Я вышел. Передо мной стоял улыбающийся Кузнецов, стоял уверенно и с достоинством. В поводу он держал гнедого темно-рыжего жеребца, крупного, мощного, с благородной головой и синими добрыми глазами.
— Семен Михайлович! Примите от меня в подарок Казбека. Он будет вам верным боевым товарищем. Очень надежный конь. Конечно, не такой заметный, как ваш, да зато никто брехать не станет, что брал вас в плен.
Я с благодарностью принял подарок: какой же кавалерист откажется от такой великолепной — я-то уж знаю! — лошади?
Боевая
Маршал Егоров
Удивительное дело — слухи. Они возникают неведомо где и несутся, бегут, заползают во все щели, обрастая подробностями, приобретая реальные очертания, и в конце концов общая убежденность, придавая им черты правдоподобия, заставляет уверовать в них как в истину.
В детстве моем донские станицы облетела ужасная весть: по степям огненный удав котится. Как котится? А так, колесом, от хутора к хутору, от станицы к станице. Во всех закутках шептались женщины, да и станичники от них не отставали. Шушукались, с опаской посматривая в степь. Все трепетали.
И вот однажды под утро вышел на крыльцо своей хаты по каким-то своим надобностям наш платовский казак Емченко и в предрассветной мгле увидел: из-за плетня заглядывает к нему в ограду огромная змеиная голова. Докатился! Емченко не растерялся, схватил двустволку и из обоих стволов шарахнул по змею. Голова долой! Подошел он посмотреть на поверженного врага — а это его сапог, который он вечером на кол надел для просушки. Станица неделю хохотала. Вместе с сапогом погибла и легенда об удаве.
Это в мирное время. А в тяжелое, военное — чего только не наслушаешься, чего только не придумают, чего только кому не придет в голову.
…Сменилось в армии командование.
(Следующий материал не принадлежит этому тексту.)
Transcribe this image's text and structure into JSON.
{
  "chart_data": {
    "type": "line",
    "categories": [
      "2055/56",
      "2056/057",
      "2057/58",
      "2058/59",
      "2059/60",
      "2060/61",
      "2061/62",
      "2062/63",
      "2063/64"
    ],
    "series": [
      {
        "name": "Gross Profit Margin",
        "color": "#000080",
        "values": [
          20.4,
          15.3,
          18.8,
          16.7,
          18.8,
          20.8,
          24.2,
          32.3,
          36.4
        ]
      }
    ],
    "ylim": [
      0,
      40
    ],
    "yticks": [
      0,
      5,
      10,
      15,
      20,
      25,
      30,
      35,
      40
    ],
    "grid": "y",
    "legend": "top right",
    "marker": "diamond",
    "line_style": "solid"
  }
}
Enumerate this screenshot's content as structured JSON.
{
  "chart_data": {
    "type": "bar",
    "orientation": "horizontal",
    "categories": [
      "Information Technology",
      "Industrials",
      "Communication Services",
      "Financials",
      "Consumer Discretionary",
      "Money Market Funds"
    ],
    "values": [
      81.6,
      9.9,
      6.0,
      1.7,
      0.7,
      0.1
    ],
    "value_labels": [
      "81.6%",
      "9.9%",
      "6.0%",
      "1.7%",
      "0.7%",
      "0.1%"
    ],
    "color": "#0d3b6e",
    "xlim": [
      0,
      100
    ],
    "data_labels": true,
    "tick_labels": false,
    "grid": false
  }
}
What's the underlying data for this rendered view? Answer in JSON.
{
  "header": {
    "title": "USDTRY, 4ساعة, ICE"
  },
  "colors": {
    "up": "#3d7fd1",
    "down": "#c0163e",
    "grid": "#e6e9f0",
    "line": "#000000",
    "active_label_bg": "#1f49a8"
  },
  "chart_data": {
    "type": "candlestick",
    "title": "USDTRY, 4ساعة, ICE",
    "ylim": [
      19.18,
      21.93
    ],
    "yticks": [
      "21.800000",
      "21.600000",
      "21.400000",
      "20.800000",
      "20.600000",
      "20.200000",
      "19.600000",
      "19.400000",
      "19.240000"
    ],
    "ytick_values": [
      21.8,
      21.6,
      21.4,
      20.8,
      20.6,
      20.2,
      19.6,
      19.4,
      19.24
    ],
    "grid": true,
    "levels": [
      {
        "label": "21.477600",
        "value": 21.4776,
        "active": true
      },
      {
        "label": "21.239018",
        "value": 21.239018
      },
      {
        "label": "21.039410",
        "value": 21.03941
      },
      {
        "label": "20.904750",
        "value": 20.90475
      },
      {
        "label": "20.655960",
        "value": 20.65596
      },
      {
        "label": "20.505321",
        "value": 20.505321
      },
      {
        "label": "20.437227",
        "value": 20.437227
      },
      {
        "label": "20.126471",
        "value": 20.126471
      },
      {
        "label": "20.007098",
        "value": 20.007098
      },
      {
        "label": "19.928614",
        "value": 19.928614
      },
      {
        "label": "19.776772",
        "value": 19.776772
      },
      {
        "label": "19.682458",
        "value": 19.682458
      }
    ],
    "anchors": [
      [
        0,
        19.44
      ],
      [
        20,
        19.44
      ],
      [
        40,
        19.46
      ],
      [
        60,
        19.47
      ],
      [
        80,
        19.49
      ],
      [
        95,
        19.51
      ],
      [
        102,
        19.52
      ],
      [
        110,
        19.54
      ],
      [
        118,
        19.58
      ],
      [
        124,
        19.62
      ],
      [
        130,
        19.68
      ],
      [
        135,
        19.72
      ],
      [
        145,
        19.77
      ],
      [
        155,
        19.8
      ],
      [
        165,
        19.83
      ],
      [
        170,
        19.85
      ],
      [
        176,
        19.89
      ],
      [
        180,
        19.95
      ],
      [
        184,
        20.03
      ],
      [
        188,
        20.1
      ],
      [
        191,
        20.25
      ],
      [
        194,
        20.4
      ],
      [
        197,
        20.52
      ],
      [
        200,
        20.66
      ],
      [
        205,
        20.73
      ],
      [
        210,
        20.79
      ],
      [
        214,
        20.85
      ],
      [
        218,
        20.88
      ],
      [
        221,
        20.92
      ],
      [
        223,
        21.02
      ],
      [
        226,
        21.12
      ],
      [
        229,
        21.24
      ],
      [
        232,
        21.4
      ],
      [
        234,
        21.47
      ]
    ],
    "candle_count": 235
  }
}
Время на редкость тяжелое: начало 1919 года. Оно тяжелое вообще — страна молодая, хозяйство разрушено, кое-кто саботирует попытки коммунистов навести порядок, гражданская война выматывает силы. И тяжелое оно, в частности, для нас — положение на фронте 10-й армии чрезвычайно сложное. Если в двух словах, то перешедший в наступление противник отбросил наши части на севере от Царицына и вышел к Волге. От общего фронта 10-й армии отрезан один из боевых участков и завершено полуокружение Царицына. И противник на этом не собирается успокаиваться. Он активно действует еще и против центрального участка обороны нашей армии.
А командование, как я уже сказал, сменилось. Вместо Климента Ефремовича Ворошилова назначен Александр Ильич Егоров.
Ворошилова бойцы любили. Он и с людьми поговорить умел, и беду их чувствовал, как свою, и происхождение его ни у кого не вызывало сомнения: бывший рабочий, революционер, коммунист, в тюрьме не раз сидел за наше народное дело. А тут вместо него кто-то новый. Да на фронте нелады. Ну, люди и нервничают.
Я Егорова еще и в глаза не видел, а уже столько про него наслушался — не знаю, чему верить. Не без того, что и враги здесь наши действовали, какие-то истинные события из жизни командарма толковали так, что это могло насторожить даже самого сознательного.